Up to two windward/leeward races per day are anticipated on Monday, Tuesday, Thursday and Friday, and the fleet will also take part in the Race Around the Island scheduled for Wednesday.
J/70 team racing
Twelve teams from invited clubs will compete in a series of racing for J/70s during the regatta. The J/70 is high performance one-design that is exciting to sail, but stable enough for the family to enjoy. The boat has quickly established itself as a popular design and a small fleet has recently been acquired by the Royal Yacht Squadron for its members.
Each team at the regatta will have two crews of three people each, and every member of the crew must be under 30. With a challenging schedule of four days of round-robin races, plus semi-finals and finals on the Friday, the competition is very much aimed at those younger club members!

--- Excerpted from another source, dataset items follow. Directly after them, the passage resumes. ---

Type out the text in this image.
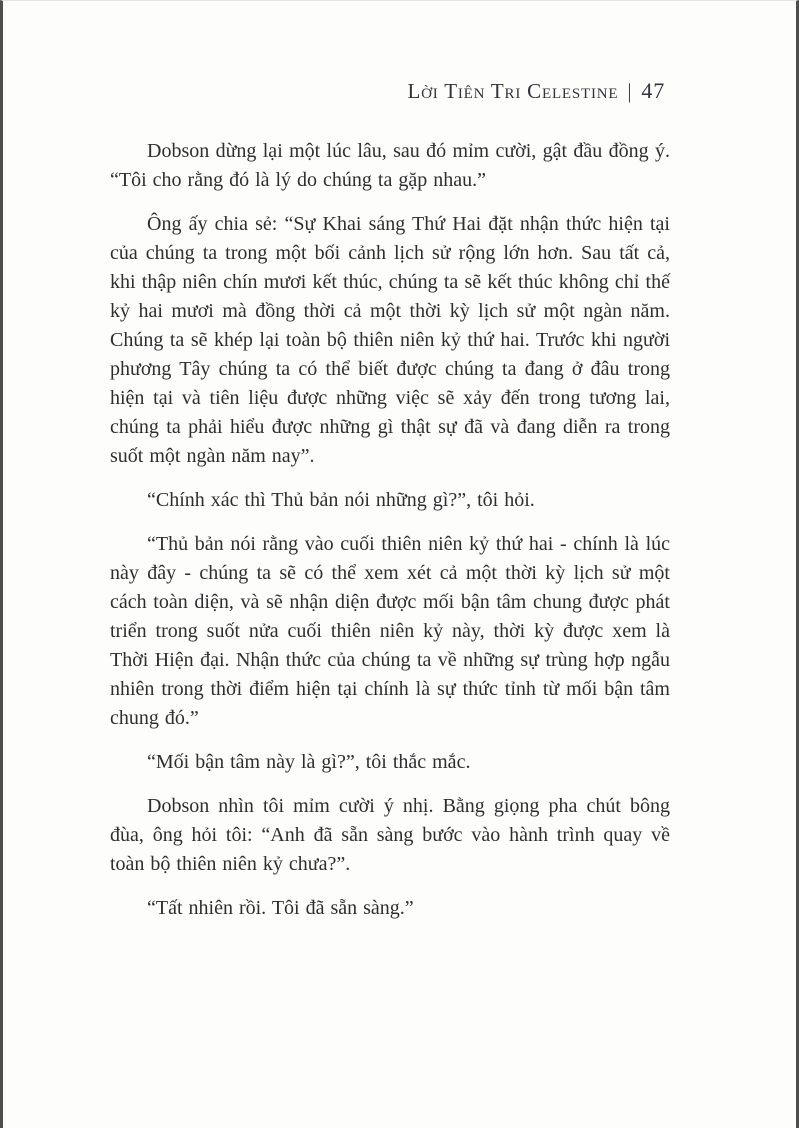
Lời Tiên Tri Celestine | 47

Dobson dừng lại một lúc lâu, sau đó mỉm cười, gật đầu đồng ý. “Tôi cho rằng đó là lý do chúng ta gặp nhau.”

Ông ấy chia sẻ: “Sự Khai sáng Thứ Hai đặt nhận thức hiện tại của chúng ta trong một bối cảnh lịch sử rộng lớn hơn. Sau tất cả, khi thập niên chín mươi kết thúc, chúng ta sẽ kết thúc không chỉ thế kỷ hai mươi mà đồng thời cả một thời kỳ lịch sử một ngàn năm. Chúng ta sẽ khép lại toàn bộ thiên niên kỷ thứ hai. Trước khi người phương Tây chúng ta có thể biết được chúng ta đang ở đâu trong hiện tại và tiên liệu được những việc sẽ xảy đến trong tương lai, chúng ta phải hiểu được những gì thật sự đã và đang diễn ra trong suốt một ngàn năm nay”.

“Chính xác thì Thủ bản nói những gì?”, tôi hỏi.

“Thủ bản nói rằng vào cuối thiên niên kỷ thứ hai - chính là lúc này đây - chúng ta sẽ có thể xem xét cả một thời kỳ lịch sử một cách toàn diện, và sẽ nhận diện được mối bận tâm chung được phát triển trong suốt nửa cuối thiên niên kỷ này, thời kỳ được xem là Thời Hiện đại. Nhận thức của chúng ta về những sự trùng hợp ngẫu nhiên trong thời điểm hiện tại chính là sự thức tỉnh từ mối bận tâm chung đó.”

“Mối bận tâm này là gì?”, tôi thắc mắc.

Dobson nhìn tôi mỉm cười ý nhị. Bằng giọng pha chút bông đùa, ông hỏi tôi: “Anh đã sẵn sàng bước vào hành trình quay về toàn bộ thiên niên kỷ chưa?”.

“Tất nhiên rồi. Tôi đã sẵn sàng.”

The J Class has its roots in the oldest sporting race in the world, The America’s Cup. In 1929 Sir Thomas Lipton issued his fifth challenge to the Americans for the America’s Cup and commissioned the build of the first J Class Yacht, the 120’ Shamrock V. In answer to Lipton’s challenge of 1929 the Americans designed four J-Class yachts as possible defenders. Enterprise, Whirlwind, Yankee and Weetamoe were launched within a month of each other, signifying the start of a new era in design evolution and racing.
We expect five of these stunning J Class yachts to take part in the RYS Bicentenary, and if all goes to plan, it will be the first time we will have welcomed that number to the Solent for nearly 80 years.